The Securities and Exchange Commission unveiled its money market fund recommendations yesterday. If there is any controversy to be found, it is the whether the net asset value of a money market fund, currently pegged to $1, would be allowed to float. The reason why this is an issue is that money market funds came under intense scrutiny when the Reserve Fund “broke the buck” last fall-the value of a share fell below $1. Breaking the buck is the financial equivalent of wearing white before Memorial Day. You just don’t do it.
Overall, however, the fund industry was relieved. “The big news is that there are no earth-shattering new recommendations here,” says Peter Crane, president of Crane Data and publisher of the Money Fund Intelligence newsletter.

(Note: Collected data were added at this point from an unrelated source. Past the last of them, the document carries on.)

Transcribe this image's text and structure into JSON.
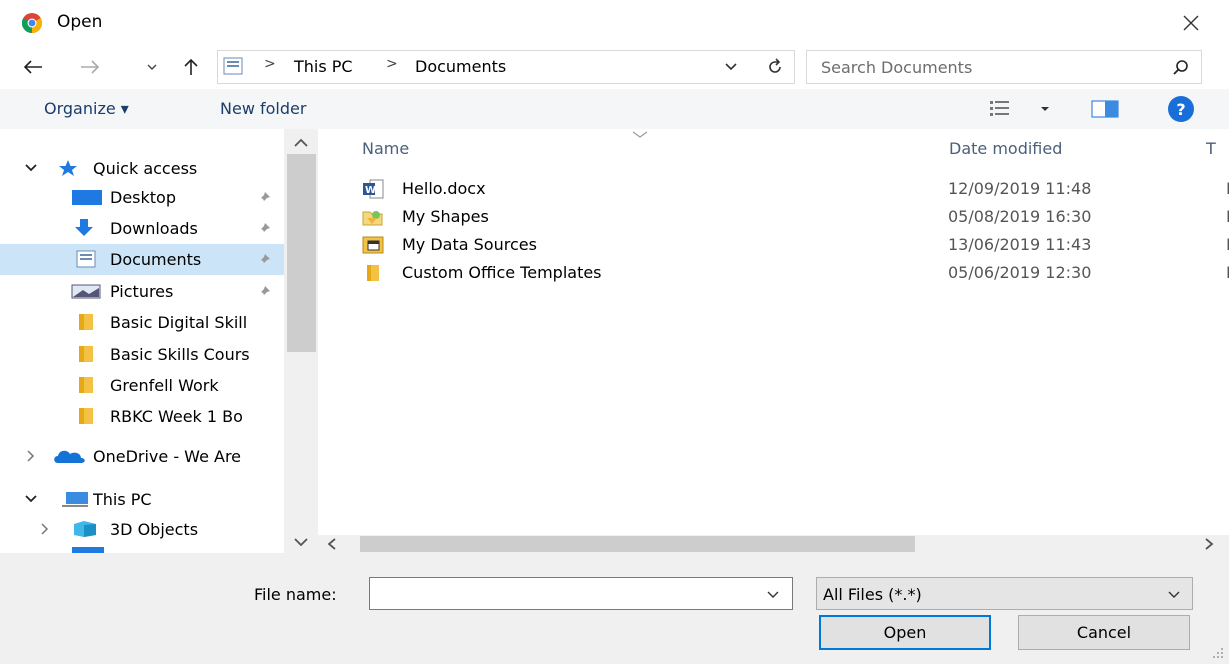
{
  "window": {
    "title": "Open",
    "app_icon": "chrome-icon"
  },
  "navigation": {
    "breadcrumbs": [
      "This PC",
      "Documents"
    ],
    "search_placeholder": "Search Documents"
  },
  "toolbar": {
    "organize": "Organize ▾",
    "new_folder": "New folder",
    "help": "?"
  },
  "sidebar": {
    "items": [
      {
        "label": "Quick access",
        "icon": "star-icon"
      },
      {
        "label": "Desktop",
        "icon": "desktop-icon",
        "pinned": true
      },
      {
        "label": "Downloads",
        "icon": "download-arrow-icon",
        "pinned": true
      },
      {
        "label": "Documents",
        "icon": "documents-icon",
        "pinned": true,
        "selected": true
      },
      {
        "label": "Pictures",
        "icon": "pictures-icon",
        "pinned": true
      },
      {
        "label": "Basic Digital Skill",
        "icon": "folder-icon"
      },
      {
        "label": "Basic Skills Cours",
        "icon": "folder-icon"
      },
      {
        "label": "Grenfell Work",
        "icon": "folder-icon"
      },
      {
        "label": "RBKC Week 1 Bo",
        "icon": "folder-icon"
      },
      {
        "label": "OneDrive - We Are",
        "icon": "onedrive-cloud-icon"
      },
      {
        "label": "This PC",
        "icon": "computer-icon"
      },
      {
        "label": "3D Objects",
        "icon": "3d-objects-icon"
      }
    ]
  },
  "file_list": {
    "columns": [
      "Name",
      "Date modified",
      "T"
    ],
    "rows": [
      {
        "name": "Hello.docx",
        "date": "12/09/2019 11:48",
        "type": "M",
        "icon": "word-document-icon"
      },
      {
        "name": "My Shapes",
        "date": "05/08/2019 16:30",
        "type": "F",
        "icon": "shapes-folder-icon"
      },
      {
        "name": "My Data Sources",
        "date": "13/06/2019 11:43",
        "type": "F",
        "icon": "data-sources-folder-icon"
      },
      {
        "name": "Custom Office Templates",
        "date": "05/06/2019 12:30",
        "type": "F",
        "icon": "folder-icon"
      }
    ]
  },
  "footer": {
    "file_name_label": "File name:",
    "file_name_value": "",
    "filter": "All Files (*.*)",
    "open_label": "Open",
    "cancel_label": "Cancel"
  },
  "colors": {
    "accent": "#0078d7",
    "selection": "#cce4f7",
    "folder": "#f3c244"
  }
}
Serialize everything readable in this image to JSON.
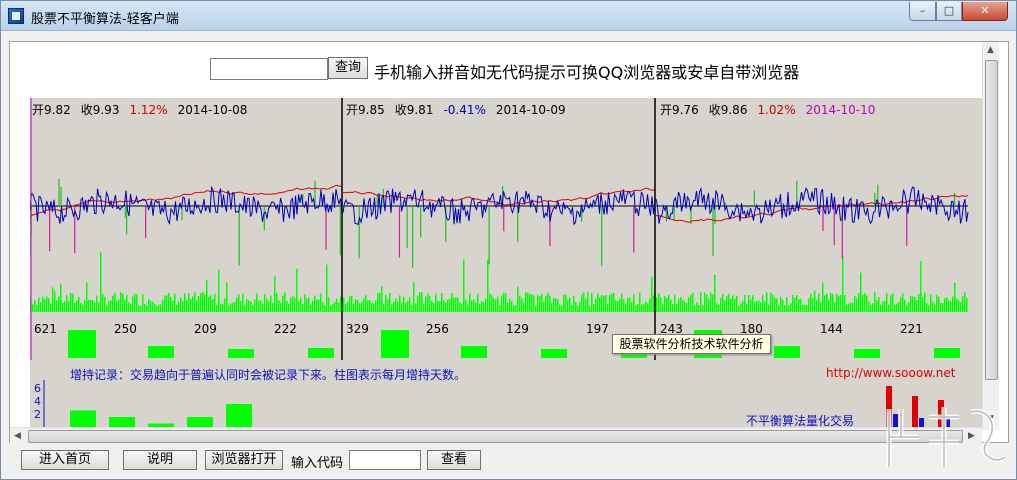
{
  "window": {
    "title": "股票不平衡算法-轻客户端",
    "controls": {
      "minimize": "–",
      "maximize": "□",
      "close": "✕"
    }
  },
  "search": {
    "input_value": "",
    "button_label": "查询",
    "tip": "手机输入拼音如无代码提示可换QQ浏览器或安卓自带浏览器"
  },
  "panels": [
    {
      "open": "开9.82",
      "close": "收9.93",
      "change": "1.12%",
      "change_color": "#d00000",
      "date": "2014-10-08",
      "date_color": "#000000",
      "volume_labels": [
        "621",
        "250",
        "209",
        "222"
      ]
    },
    {
      "open": "开9.85",
      "close": "收9.81",
      "change": "-0.41%",
      "change_color": "#0000c0",
      "date": "2014-10-09",
      "date_color": "#000000",
      "volume_labels": [
        "329",
        "256",
        "129",
        "197"
      ]
    },
    {
      "open": "开9.76",
      "close": "收9.86",
      "change": "1.02%",
      "change_color": "#d00000",
      "date": "2014-10-10",
      "date_color": "#c000c0",
      "volume_labels": [
        "243",
        "180",
        "144",
        "221"
      ]
    }
  ],
  "tooltip": "股票软件分析技术软件分析",
  "record": {
    "text": "增持记录：交易趋向于普遍认同时会被记录下来。柱图表示每月增持天数。",
    "y_axis": [
      "6",
      "4",
      "2"
    ],
    "monthly_days": [
      3,
      2,
      1,
      2,
      4
    ]
  },
  "site_url": "http://www.sooow.net",
  "brand_text": "不平衡算法量化交易",
  "bottom": {
    "home": "进入首页",
    "help": "说明",
    "browser": "浏览器打开",
    "code_label": "输入代码",
    "code_value": "",
    "view": "查看"
  },
  "colors": {
    "price_line": "#0000c0",
    "avg_line": "#e00000",
    "volume": "#00ff00",
    "chart_bg": "#d6d4cc"
  }
}
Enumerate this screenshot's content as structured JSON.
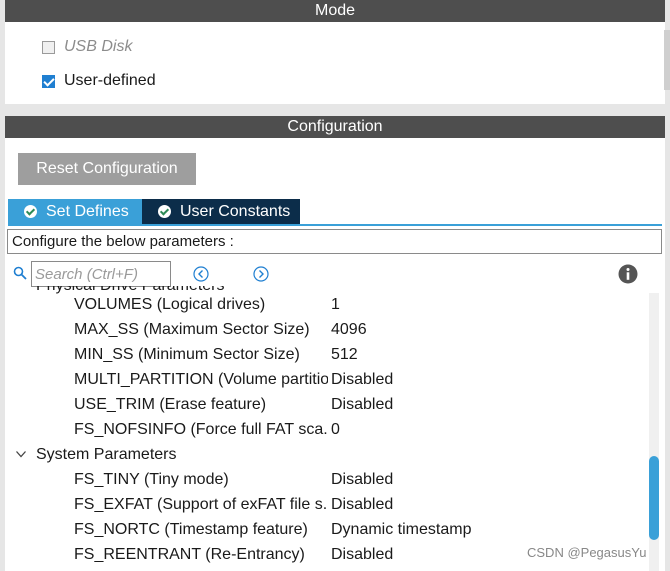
{
  "mode": {
    "title": "Mode",
    "usb_disk_label": "USB Disk",
    "user_defined_label": "User-defined"
  },
  "configuration": {
    "title": "Configuration",
    "reset_label": "Reset Configuration",
    "tabs": [
      {
        "label": "Set Defines"
      },
      {
        "label": "User Constants"
      }
    ],
    "configure_text": "Configure the below parameters :",
    "search_placeholder": "Search (Ctrl+F)"
  },
  "tree": {
    "group_physical": "Physical Drive Parameters",
    "physical_params": [
      {
        "name": "VOLUMES (Logical drives)",
        "value": "1"
      },
      {
        "name": "MAX_SS (Maximum Sector Size)",
        "value": "4096"
      },
      {
        "name": "MIN_SS (Minimum Sector Size)",
        "value": "512"
      },
      {
        "name": "MULTI_PARTITION (Volume partitio..",
        "value": "Disabled"
      },
      {
        "name": "USE_TRIM (Erase feature)",
        "value": "Disabled"
      },
      {
        "name": "FS_NOFSINFO (Force full FAT sca..",
        "value": "0"
      }
    ],
    "group_system": "System Parameters",
    "system_params": [
      {
        "name": "FS_TINY (Tiny mode)",
        "value": "Disabled"
      },
      {
        "name": "FS_EXFAT (Support of exFAT file s..",
        "value": "Disabled"
      },
      {
        "name": "FS_NORTC (Timestamp feature)",
        "value": "Dynamic timestamp"
      },
      {
        "name": "FS_REENTRANT (Re-Entrancy)",
        "value": "Disabled"
      }
    ]
  },
  "watermark": "CSDN @PegasusYu",
  "colors": {
    "header_bg": "#4e4e4e",
    "tab_active": "#3aa0d8",
    "tab_inactive": "#0c2d4a",
    "checkbox_checked": "#1f7fd1"
  }
}
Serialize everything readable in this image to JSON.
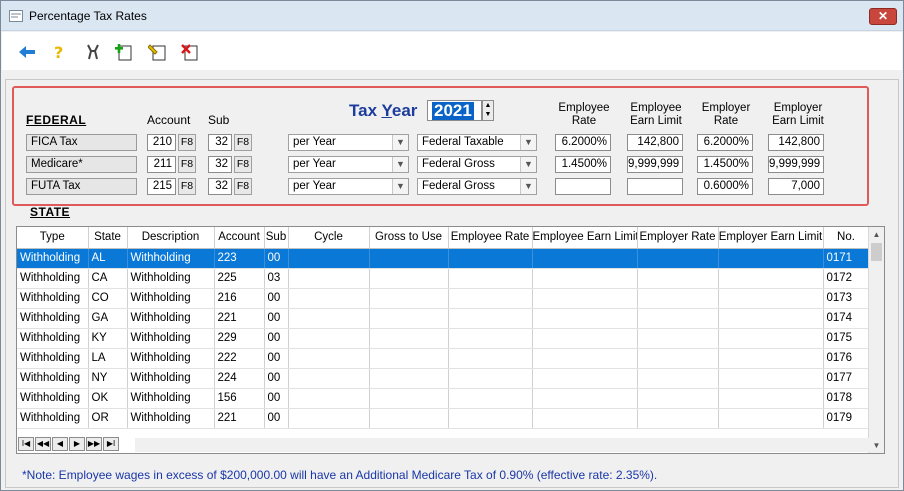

As expected, the SEC’s proposals include:
* A requirement that money market funds have certain minimum percentages of their assets in cash or securities that can be converted to cash for redememptions.
* Shortening the weighted average maturity limits for money market fund portfolios from 90 days to 60 days.
* Limiting money market funds to invest in the highest quality securities.
* Banning illiquid securities in money market fund portfolios, which can currently make up 10% of a fund.
(The SEC is accepting comment on these recommendations for the next 60 days.)
Back to the floating NAV: For the record, I haven’t spoken to anyone who thinks a floating NAV is a good idea. Charley Ellis, who is a consultant to large institutional investors, is in favor of keeping a stable NAV. “Most of the money invested in market funds are at outfits like Vanguard, T. Rowe Price, and Fidelity,” he says. “They are doing a really good job.” Ellis is a director at Vanguard.
Vanguard also says the $1 stable net asset value is an integral feature of the money market fund product. “A floating net asset value would not be well-received by investors accustomed to the safety and stability of money market funds,” says Vanguard spokesman John Woerth.
The proposals, if adapted, could ultimately lead to slightly lower yields for money market funds, but, overall, Crane is pleased with the SEC’s recommendations. “I’m definitely happy,” Crane said. (Then again, he was talking to BusinessWeek from a cruise ship in the Caribbean.)
Reuters writer Agnes Crane says the proposed reforms don’t “go far enough considering that most people park their money (in money market funds) so they can get it out quickly if needed.”
What do you think of the proposals? Should money market funds be allowed to break the buck?